PARK RAPIDS, MINN. – Leon Rogers has lived next to crude oil pipelines for years. He's had enough.
With four pipelines already buried beneath his farmland and a fifth one planned next to his house, Rogers and many of his neighbors are no longer ambivalent about the river of oil flowing through this region of forests, lakes and rivers.
"They are making it a freeway for pipelines," said Rogers, a registered nurse who has lived on a small farm south of Park Rapids for 18 years. "It comes down to, 'I don't want to live here.' "
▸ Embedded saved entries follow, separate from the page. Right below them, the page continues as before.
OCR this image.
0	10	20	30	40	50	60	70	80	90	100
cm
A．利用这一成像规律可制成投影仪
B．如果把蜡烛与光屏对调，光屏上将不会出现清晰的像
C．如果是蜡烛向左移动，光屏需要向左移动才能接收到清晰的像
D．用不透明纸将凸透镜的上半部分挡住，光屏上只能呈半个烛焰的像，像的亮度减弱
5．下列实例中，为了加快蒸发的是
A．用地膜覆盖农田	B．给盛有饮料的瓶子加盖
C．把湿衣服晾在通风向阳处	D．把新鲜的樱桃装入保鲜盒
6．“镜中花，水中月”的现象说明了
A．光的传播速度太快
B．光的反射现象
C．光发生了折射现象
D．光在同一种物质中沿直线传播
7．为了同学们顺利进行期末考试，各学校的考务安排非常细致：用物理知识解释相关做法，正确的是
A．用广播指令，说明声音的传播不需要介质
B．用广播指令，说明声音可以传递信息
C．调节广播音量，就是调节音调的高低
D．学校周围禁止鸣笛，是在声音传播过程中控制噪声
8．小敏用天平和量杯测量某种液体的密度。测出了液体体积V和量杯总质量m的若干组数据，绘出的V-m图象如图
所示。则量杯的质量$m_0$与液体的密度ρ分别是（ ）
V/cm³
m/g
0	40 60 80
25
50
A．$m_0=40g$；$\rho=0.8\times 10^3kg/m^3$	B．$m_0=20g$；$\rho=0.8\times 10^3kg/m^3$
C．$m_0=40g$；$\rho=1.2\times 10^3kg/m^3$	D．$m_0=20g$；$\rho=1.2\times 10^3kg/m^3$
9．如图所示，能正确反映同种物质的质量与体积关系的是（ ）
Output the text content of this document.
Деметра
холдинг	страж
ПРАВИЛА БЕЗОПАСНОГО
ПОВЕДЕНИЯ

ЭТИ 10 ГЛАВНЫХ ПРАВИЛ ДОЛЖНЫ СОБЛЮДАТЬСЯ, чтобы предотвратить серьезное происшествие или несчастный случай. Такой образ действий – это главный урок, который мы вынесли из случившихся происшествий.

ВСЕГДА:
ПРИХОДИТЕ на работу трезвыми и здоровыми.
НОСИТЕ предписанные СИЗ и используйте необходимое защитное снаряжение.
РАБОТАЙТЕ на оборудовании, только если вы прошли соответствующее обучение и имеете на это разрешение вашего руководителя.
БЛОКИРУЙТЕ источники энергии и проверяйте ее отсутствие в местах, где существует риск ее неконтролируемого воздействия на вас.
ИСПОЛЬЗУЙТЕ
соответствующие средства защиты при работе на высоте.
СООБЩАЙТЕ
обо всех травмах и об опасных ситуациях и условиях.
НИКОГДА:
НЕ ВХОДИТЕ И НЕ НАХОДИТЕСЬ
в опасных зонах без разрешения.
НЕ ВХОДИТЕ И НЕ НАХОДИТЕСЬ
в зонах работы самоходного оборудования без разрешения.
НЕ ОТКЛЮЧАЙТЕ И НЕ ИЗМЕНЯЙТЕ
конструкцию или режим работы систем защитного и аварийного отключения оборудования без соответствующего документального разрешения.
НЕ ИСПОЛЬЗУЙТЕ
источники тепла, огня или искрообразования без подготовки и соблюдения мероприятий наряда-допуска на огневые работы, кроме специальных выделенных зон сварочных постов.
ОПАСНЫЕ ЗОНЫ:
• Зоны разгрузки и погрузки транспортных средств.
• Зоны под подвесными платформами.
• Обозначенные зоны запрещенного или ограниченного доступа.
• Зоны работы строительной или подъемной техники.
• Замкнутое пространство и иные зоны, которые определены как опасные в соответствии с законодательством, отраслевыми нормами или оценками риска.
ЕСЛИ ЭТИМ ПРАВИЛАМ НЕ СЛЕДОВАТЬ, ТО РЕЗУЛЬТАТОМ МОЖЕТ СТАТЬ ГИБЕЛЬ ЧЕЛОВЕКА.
Anti-pipeline sentiment is spreading in Minnesota's North Woods, where 14 percent of the nation's oil supply already flows through 10 cross-state pipelines leading to Superior, Wis., and the Twin Cities. It's happening amid persistent environmental opposition to the proposed Keystone XL pipeline, which would run from Alberta, Canada, through western U.S. states, and to a proposed copper-nickel mine near Minnesota's Boundary Waters Canoe Area Wilderness.
For years, pipeline companies like Enbridge Energy, based in Calgary, Alberta, have faced not-on-my-property opposition over new pipelines carrying Canadian and U.S. oil. Now, residents like Rogers and a new citizen group are asking: Should the Mississippi River headwaters be a major conduit for crude oil?
Enbridge is proposing to build the 610-mile, $2.6 billion Sandpiper pipeline across North Dakota and Minnesota to transport oil from the Bakken region to Superior. Part of the route passes Itasca State Park on a corridor that already has four crude oil pipelines owned by another company.
"This one has caught everyone's attention," said Willis Mattison, a former regional administrator for the Minnesota Pollution Control Agency who is advising a newly formed group called Friends of the Headwaters, which has challenged the project.
Two month after it formed, the Park Rapids-based group says hundreds of people have expressed support. In a sign of the anti-pipeline sentiment, a crowd of 130 people at a public meeting in Park Rapids Wednesday applauded everyone who spoke against the project. The lone supporter, a local bus driver, made his remarks to polite silence.